Isolate Application Performance Issues on Hyper-Threading Technology-Enabled Systems


Identify the source of performance degradations or low performance gains of applications running on systems that support Hyper-Threading Technology. Once applications have been tuned for the Pentium® 4 processor, they can be tuned for processors that support Hyper-Threading Technology as a separate process. In some cases, however, the tuning process may not yield acceptable increases in performance.


Verify that the issue is related to Hyper-Threading Technology, and then root-cause it by means of the VTune™ Performance Analyzer. This analysis follows a standard, five-step methodology:.

  1. Assuming that the performance is not as expected on processors with Hyper-Threading Technology, the next step is to review the Intel® Pentium® 4 and Intel® Xeon® Processor Optimization Manual and the [] white papers on Hyper-Threading Technology that are available on the Intel® Developer Services Web site. These resources can be used to identify known Hyper-Threading Technology optimization opportunities and coding pitfalls that may still be part of the application.
  2. Assuming that the performance is still not as expected, the next step is to narrow the scope of interest to a Hyper-Threading Technology-enabled processor performance issue. You should gather performance results from the following types of systems:

    • a single-processor system with a uni-processor kernel
    • a single-processor system with a multi-processor kernel
    • a single-processor system with Hyper-Threading Technology enabled and a multi-processor kernel
    • a dual -processor system with a multi-processor kernel.

    Comparing these performance results, verify that the performance degradation is not a multi-processor issue. Verify that the dual Pentium 4 processor system performance is as expected and exceeds single Pentium 4 processor without Hyper-Threading Technology enabled. If not, or if the performance gain is very low, then the tuning effort should follow the standard SMP tuning methodology.
  3. Next, verify that the single Pentium 4 processor with multi-processor kernel degrades less than 5% versus a single Pentium 4 processor uni-processor kernel. Note that single threaded (or effectively single-threaded) applications may actually degrade due to multi-processor kernel overhead not required for uni-processor kernels.
  4. Finally, verify that the performance on Hyper-Threading Technology-enabled processors degrades versus a single Pentium 4 processor with uni-processor kernel.
  5. Assuming reasonable SMP performance but degraded performance on Hyper-Threading Technology-enabled processors, the next step is to root-cause the performance degradation using the VTune Performance Analyzer.

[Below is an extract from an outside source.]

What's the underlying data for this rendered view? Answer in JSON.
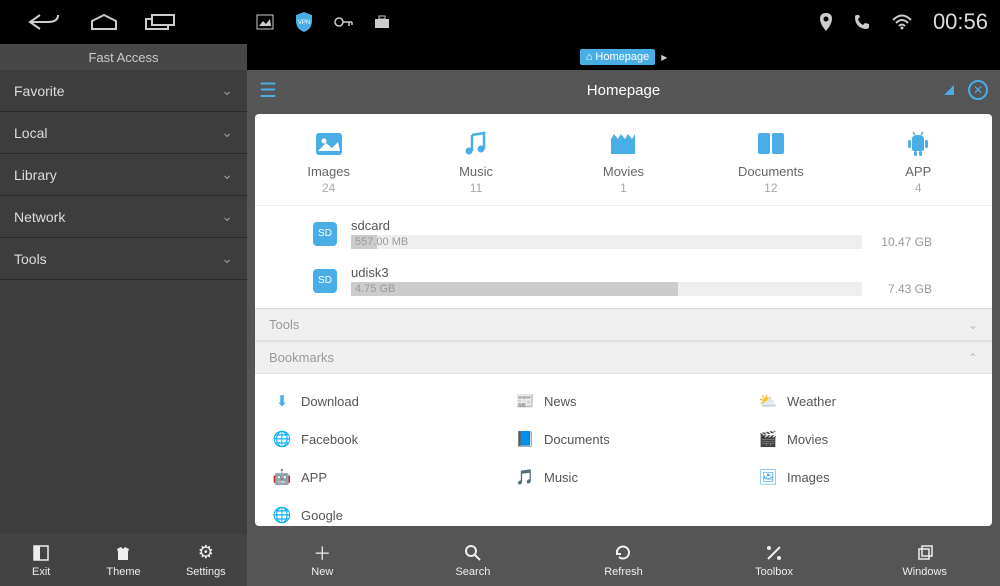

Use the VTune Performance Analyzer tuning assistant feature, sometimes referred to as Automatic Hotspot Analysis, for Hyper-Threading Technology-enabled processors. The tuning methodology and support for data collection will guide the user as to what events are significant to collect initially and what are reasonable event-ratio expectations. In addition to the data collected for Hyper-Threading Technology-enabled processors, the same data should be collected on single Pentium 4 processor systems without Hyper-Threading enabled and dual Pentium 4 processor systems.

Comparing the time in clock ticks between systems can narrow the scope of where processor time is being spent. Then it is a matter of understanding what is causing the difference in clock ticks between the various platforms using the other recommended processor events.